En applaudissant à une pratique d’enseignement confirmée par de tels suffrages et très-sagement rétablie, il nous sera permis de nous féliciter d’avoir reçu du ministre une haute marque de confiance, lorsqu’il a bien voulu nous inviter à composer un recueil de morceaux choisis, pour les classes de grammaire particulièrement, et en recommander l’usage à MM. les proviseurs et principaux.
Cette œuvre modeste, qui n’a pas paru inutile, se complète par deux recueils du même genre, où domine, avec de légères modifications de méthode, une pensée commune : d’un côté, par un recueil plus simple, rédigé pour les classes élémentaires ; de l’autre, par le présent recueil plus élevé, spécialement destiné aux classes supérieures1.

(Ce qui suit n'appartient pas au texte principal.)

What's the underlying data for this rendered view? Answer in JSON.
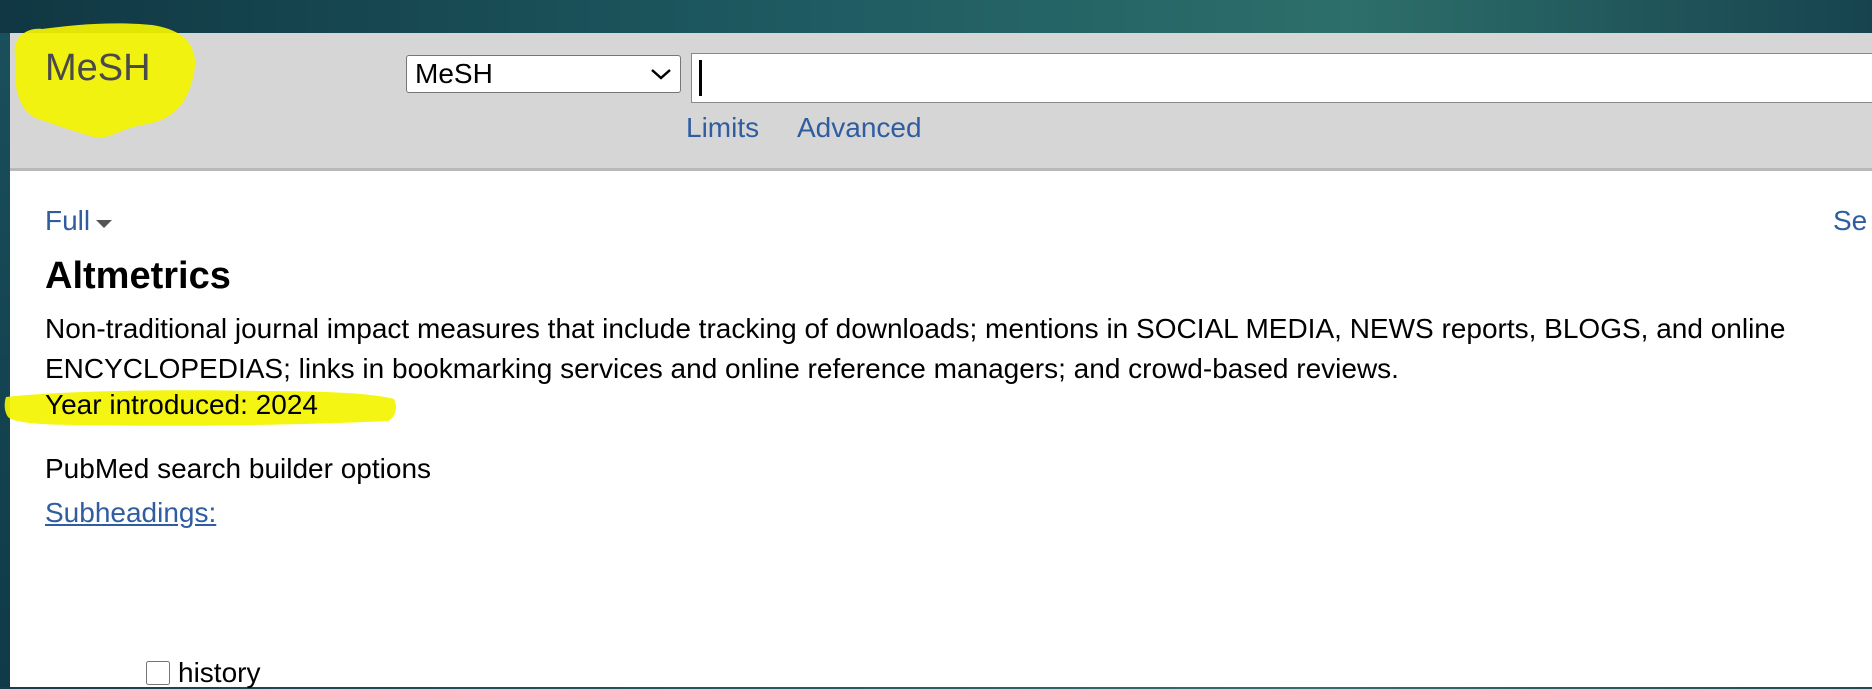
{
  "header": {
    "app_title": "MeSH",
    "database_select": {
      "selected": "MeSH",
      "options": [
        "MeSH"
      ]
    },
    "search": {
      "value": "",
      "placeholder": ""
    },
    "links": {
      "limits": "Limits",
      "advanced": "Advanced"
    }
  },
  "toolbar": {
    "format_label": "Full",
    "right_link_partial": "Se"
  },
  "record": {
    "term": "Altmetrics",
    "scope_note": "Non-traditional journal impact measures that include tracking of downloads; mentions in SOCIAL MEDIA, NEWS reports, BLOGS, and online ENCYCLOPEDIAS; links in bookmarking services and online reference managers; and crowd-based reviews.",
    "year_introduced_label": "Year introduced:",
    "year_introduced_value": "2024"
  },
  "search_builder": {
    "heading": "PubMed search builder options",
    "subheadings_link": "Subheadings:",
    "subheadings": [
      {
        "label": "history",
        "checked": false
      }
    ]
  },
  "annotations": {
    "highlight_color": "#f5f500"
  },
  "colors": {
    "link": "#2f5da0",
    "header_bg": "#d6d6d6",
    "frame_teal": "#1e5a62"
  }
}
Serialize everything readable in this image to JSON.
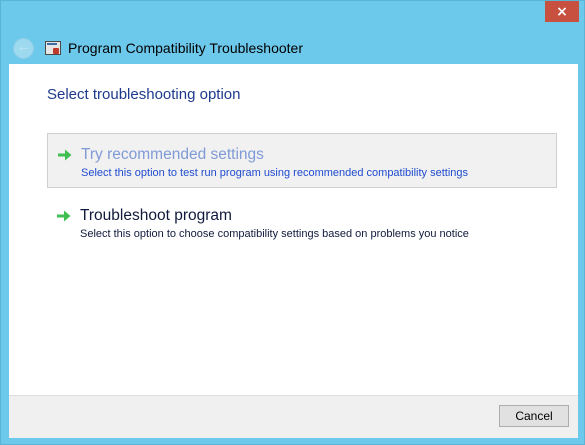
{
  "window": {
    "title": "Program Compatibility Troubleshooter",
    "close_glyph": "×",
    "back_icon": "back-arrow-icon",
    "app_icon": "program-compatibility-icon"
  },
  "main": {
    "heading": "Select troubleshooting option",
    "options": [
      {
        "title": "Try recommended settings",
        "description": "Select this option to test run program using recommended compatibility settings",
        "icon": "green-arrow-icon",
        "state": "hovered"
      },
      {
        "title": "Troubleshoot program",
        "description": "Select this option to choose compatibility settings based on problems you notice",
        "icon": "green-arrow-icon",
        "state": "normal"
      }
    ]
  },
  "footer": {
    "cancel_label": "Cancel"
  },
  "colors": {
    "frame": "#6cc9ec",
    "close_button": "#c7503f",
    "heading_text": "#1d3a8c",
    "arrow_green": "#3fbf4f"
  }
}
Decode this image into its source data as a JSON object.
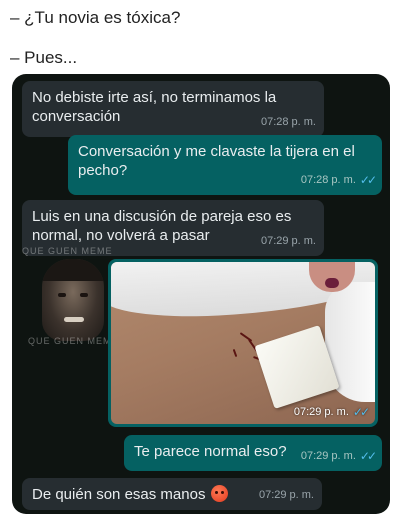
{
  "captions": {
    "line1": "– ¿Tu novia es tóxica?",
    "line2": "– Pues..."
  },
  "watermark": "QUE GUEN MEME",
  "messages": [
    {
      "direction": "incoming",
      "text": "No debiste irte así, no terminamos la conversación",
      "time": "07:28 p. m."
    },
    {
      "direction": "outgoing",
      "text": "Conversación y me clavaste la tijera en el pecho?",
      "time": "07:28 p. m."
    },
    {
      "direction": "incoming",
      "text": "Luis en una discusión de pareja eso es normal, no volverá a pasar",
      "time": "07:29 p. m."
    },
    {
      "direction": "outgoing",
      "type": "image",
      "time": "07:29 p. m."
    },
    {
      "direction": "outgoing",
      "text": "Te parece normal eso?",
      "time": "07:29 p. m."
    },
    {
      "direction": "incoming",
      "text": "De quién son esas manos",
      "emoji": "angry-face-icon",
      "time": "07:29 p. m."
    }
  ],
  "ticks": "✓✓",
  "colors": {
    "chat_background": "#0e1411",
    "incoming_bubble": "#262d31",
    "outgoing_bubble": "#056162",
    "read_ticks": "#53bdeb"
  }
}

Dans ces trois publications distinctes, mais formant un ensemble qui embrasse le cercle classique tout entier, nous avons eu pour but de réunir, en les graduant suivant l’âge et l’intelligence de ceux qui les doivent étudier, les modèles les plus incontestés et les plus purs, les morceaux les plus propres à former le cœur autant que l’esprit de la jeunesse. Nous avons voulu qu’au sortir de leurs cours, les élèves des lycées et des colléges connussent, avec les plus grands noms de notre littérature, ce qu’elle a produit de plus parfait ; et ce sera là, nous l’espérons, le fruit d’une étude attentive de ces recueils, conçus dans un dessein unique, malgré quelques différences de compositions qu’il a semblé à propos d’y introduire.

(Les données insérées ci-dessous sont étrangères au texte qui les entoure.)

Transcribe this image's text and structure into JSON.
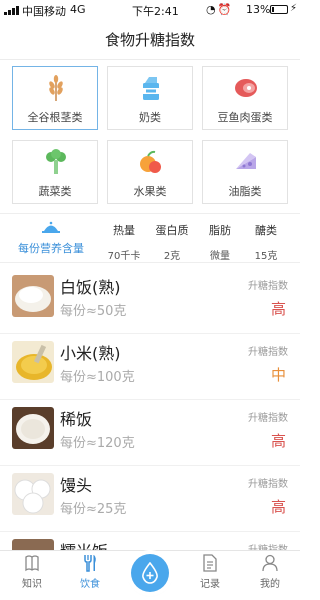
{
  "status_bar": {
    "carrier": "中国移动",
    "network": "4G",
    "time": "下午2:41",
    "battery": "13%",
    "battery_level": 0.13
  },
  "header": {
    "title": "食物升糖指数"
  },
  "categories": [
    {
      "label": "全谷根茎类",
      "icon": "wheat-icon",
      "selected": true
    },
    {
      "label": "奶类",
      "icon": "milk-carton-icon",
      "selected": false
    },
    {
      "label": "豆鱼肉蛋类",
      "icon": "meat-icon",
      "selected": false
    },
    {
      "label": "蔬菜类",
      "icon": "broccoli-icon",
      "selected": false
    },
    {
      "label": "水果类",
      "icon": "fruit-icon",
      "selected": false
    },
    {
      "label": "油脂类",
      "icon": "cheese-icon",
      "selected": false
    }
  ],
  "nutrients": {
    "per_serving_label": "每份营养含量",
    "columns": [
      {
        "name": "热量",
        "value": "70千卡"
      },
      {
        "name": "蛋白质",
        "value": "2克"
      },
      {
        "name": "脂肪",
        "value": "微量"
      },
      {
        "name": "醣类",
        "value": "15克"
      }
    ]
  },
  "foods": [
    {
      "name": "白饭(熟)",
      "portion": "每份≈50克",
      "gi_label": "升糖指数",
      "gi": "高"
    },
    {
      "name": "小米(熟)",
      "portion": "每份≈100克",
      "gi_label": "升糖指数",
      "gi": "中"
    },
    {
      "name": "稀饭",
      "portion": "每份≈120克",
      "gi_label": "升糖指数",
      "gi": "高"
    },
    {
      "name": "馒头",
      "portion": "每份≈25克",
      "gi_label": "升糖指数",
      "gi": "高"
    },
    {
      "name": "糯米饭",
      "portion": "",
      "gi_label": "升糖指数",
      "gi": ""
    }
  ],
  "tabbar": {
    "items": [
      {
        "label": "知识",
        "icon": "book-icon"
      },
      {
        "label": "饮食",
        "icon": "utensils-icon"
      },
      {
        "label": "记录",
        "icon": "document-icon"
      },
      {
        "label": "我的",
        "icon": "user-icon"
      }
    ],
    "center_icon": "add-drop-icon"
  },
  "colors": {
    "accent": "#3a8fd9",
    "gi_high": "#d9534f",
    "gi_medium": "#e88f3a",
    "selected_border": "#74b4e6"
  }
}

Pour les enfants des classes élémentaires, convaincu qu’il fallait avant tout les former à l’usage de la langue de nos jours, nous avons, sans acception de temps, choisi chez ceux qui l’ont le mieux écrite, même chez les auteurs contemporains, ce qui nous a paru en rapport avec leur jeune intelligence. Dans la disposition des morceaux, nous n’avons apporté d’autre ordre que celui qui semblait indiqué par la nature des idées, selon que leur simplicité et leur clarté plus parfaites les rendaient plus faciles à saisir.
Pour les classes de grammaire, où commence à s’éveiller le goût, où les élèves, par l’exercice de la version, s’essayent à écrire, nous avons jugé nécessaire, en vue de leur donner les premières leçons de style, d’être très-rigoureux dans nos choix ; nous les avons donc restreints à l’époque où, d’un accord unanime, le plus haut degré de perfection a été atteint parmi nous, au dix-septième siècle.
Pour les classes supérieures, le cercle des auteurs où nous avons puisé a dû être un peu élargi ; mais nous n’y avons fait entrer toutefois, avec le dix-septième siècle, que l’élite du dix-huitième. Cette circonspection sévère n’a pas besoin d’être excusée. Puisque de légitimes désirs de réformes ont préoccupé de nos jours la conscience publique sur tout ce qui regarde l’éducation et l’instruction, il fallait mettre au premier rang de ces réformes un soin plus vigilant à ne présenter aux jeunes intelligences que des modèles accomplis sous le rapport moral ainsi que sous le rapport littéraire.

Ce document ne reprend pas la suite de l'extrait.